Only 13 debuted in 2016, but more than 200 launched in the first two months of 2021. The number of SPACs in the stock market really jumped in 2020, quadrupling from 59 to 248. The table also shows the money raised through these IPOs has also climbed dramatically, with SPACs amassing $83 billion in 2020.
|Year||Number of SPAC IPOs||Money Raised by SPACs|
|2021 (through March 2)||204||$64.6 billion|
What’s Driving the SPAC Boom?
1. IPO Dissatisfaction
IPOs have historically been an important step for maturing companies, signaling that a business is ready for public scrutiny, greater regulation, and increased liquidity of its equity.
However, in the past decade, tech IPOs haven’t always kept pace with the number of unicorn companies that have cropped up. Private companies have shunned the traditional listing process by either staying private for longer or seeking alternative routes such as direct listings or SPACs.
2. Booming Markets
After the volatility in early 2020 caused by the pandemic, financial markets have soared. Investors have wagered that easy Federal Reserve monetary policy, along with numerous Covid-19 stimulus packages, will continue to prop up the economy as well as asset prices.

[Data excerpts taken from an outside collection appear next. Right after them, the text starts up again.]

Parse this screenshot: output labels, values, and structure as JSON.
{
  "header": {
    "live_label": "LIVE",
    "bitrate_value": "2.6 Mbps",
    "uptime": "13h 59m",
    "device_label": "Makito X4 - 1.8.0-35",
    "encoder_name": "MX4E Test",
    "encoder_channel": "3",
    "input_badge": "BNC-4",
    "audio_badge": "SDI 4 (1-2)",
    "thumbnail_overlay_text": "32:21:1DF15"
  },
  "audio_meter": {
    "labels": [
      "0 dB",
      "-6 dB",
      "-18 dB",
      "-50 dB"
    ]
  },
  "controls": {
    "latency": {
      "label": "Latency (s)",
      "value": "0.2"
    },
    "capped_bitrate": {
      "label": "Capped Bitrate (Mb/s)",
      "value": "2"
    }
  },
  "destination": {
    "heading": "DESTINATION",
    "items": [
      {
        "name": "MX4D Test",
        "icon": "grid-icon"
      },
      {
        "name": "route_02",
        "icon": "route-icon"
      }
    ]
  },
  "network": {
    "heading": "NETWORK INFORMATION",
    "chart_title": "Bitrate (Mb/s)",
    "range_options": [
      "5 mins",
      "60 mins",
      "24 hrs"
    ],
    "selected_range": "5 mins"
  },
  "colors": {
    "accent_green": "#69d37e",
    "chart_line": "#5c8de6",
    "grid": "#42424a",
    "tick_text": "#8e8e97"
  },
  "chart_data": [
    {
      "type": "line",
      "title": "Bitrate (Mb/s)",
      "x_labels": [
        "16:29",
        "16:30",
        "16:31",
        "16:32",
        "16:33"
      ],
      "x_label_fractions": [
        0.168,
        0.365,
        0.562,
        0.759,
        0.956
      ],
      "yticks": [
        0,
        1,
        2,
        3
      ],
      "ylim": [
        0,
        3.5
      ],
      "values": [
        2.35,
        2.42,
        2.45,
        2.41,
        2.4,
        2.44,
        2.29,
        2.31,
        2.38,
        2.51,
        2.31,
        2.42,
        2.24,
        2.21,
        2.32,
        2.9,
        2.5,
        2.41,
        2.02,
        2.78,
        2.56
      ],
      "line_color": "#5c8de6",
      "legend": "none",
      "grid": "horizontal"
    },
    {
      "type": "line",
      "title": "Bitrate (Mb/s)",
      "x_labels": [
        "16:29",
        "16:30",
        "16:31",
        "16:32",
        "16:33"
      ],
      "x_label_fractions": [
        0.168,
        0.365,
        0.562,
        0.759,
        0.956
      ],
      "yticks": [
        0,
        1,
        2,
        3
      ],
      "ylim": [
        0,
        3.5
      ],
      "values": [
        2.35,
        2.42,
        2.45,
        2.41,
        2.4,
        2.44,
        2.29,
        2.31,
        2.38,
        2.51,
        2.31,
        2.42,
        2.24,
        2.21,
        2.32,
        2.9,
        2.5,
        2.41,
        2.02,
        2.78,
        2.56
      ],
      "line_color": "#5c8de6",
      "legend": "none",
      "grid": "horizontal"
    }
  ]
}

In addition, retail investors stuck at home due to the pandemic’s quarantine have enthusiastically returned to equity markets. All this has created a potential optimal window for private companies to enter public markets, giving them better odds of pricing SPAC deals at higher valuations.
3. Rule Changes
Both the New York Stock Exchange and the Nasdaq have tried to loosen its rules on SPACs in recent years in order to attract more such listings. Nasdaq had dominated the SPAC market until 2017, when NYSE had the first blank-check listing on its main market, after getting approved by regulators to ease some requirements. Separately, Nasdaq tried in 2017 to gain permission to lower a number for required shareholders.
4. Famous Sponsors
Well-known sponsors have been a defining feature in this recent SPAC wave. Well-known investors, past politicians and former athletes have all jumped on the SPAC bandwagon, setting off a flurry of launches.
Media outlets dubbed 2020 the “Year of the SPAC,” but some of the conditions that have turned SPACs into a popular IPO alternative have been in place for a while. Private companies have been long unhappy with the traditional IPO model. Meanwhile, the mood in the stock market has become increasingly ebullient, luring private companies into public listings. But famous sponsors–the managers behind SPACs–have been one of the key features of the recent wave.
SPACs have a checkered history when it comes to actual performance in the stock market. But some market observers have claimed that having more credible sponsors will lead to better mergers and consequently, better share prices. At least one academic study shows it’s too early to gauge whether having higher-quality sponsors will make a difference, however.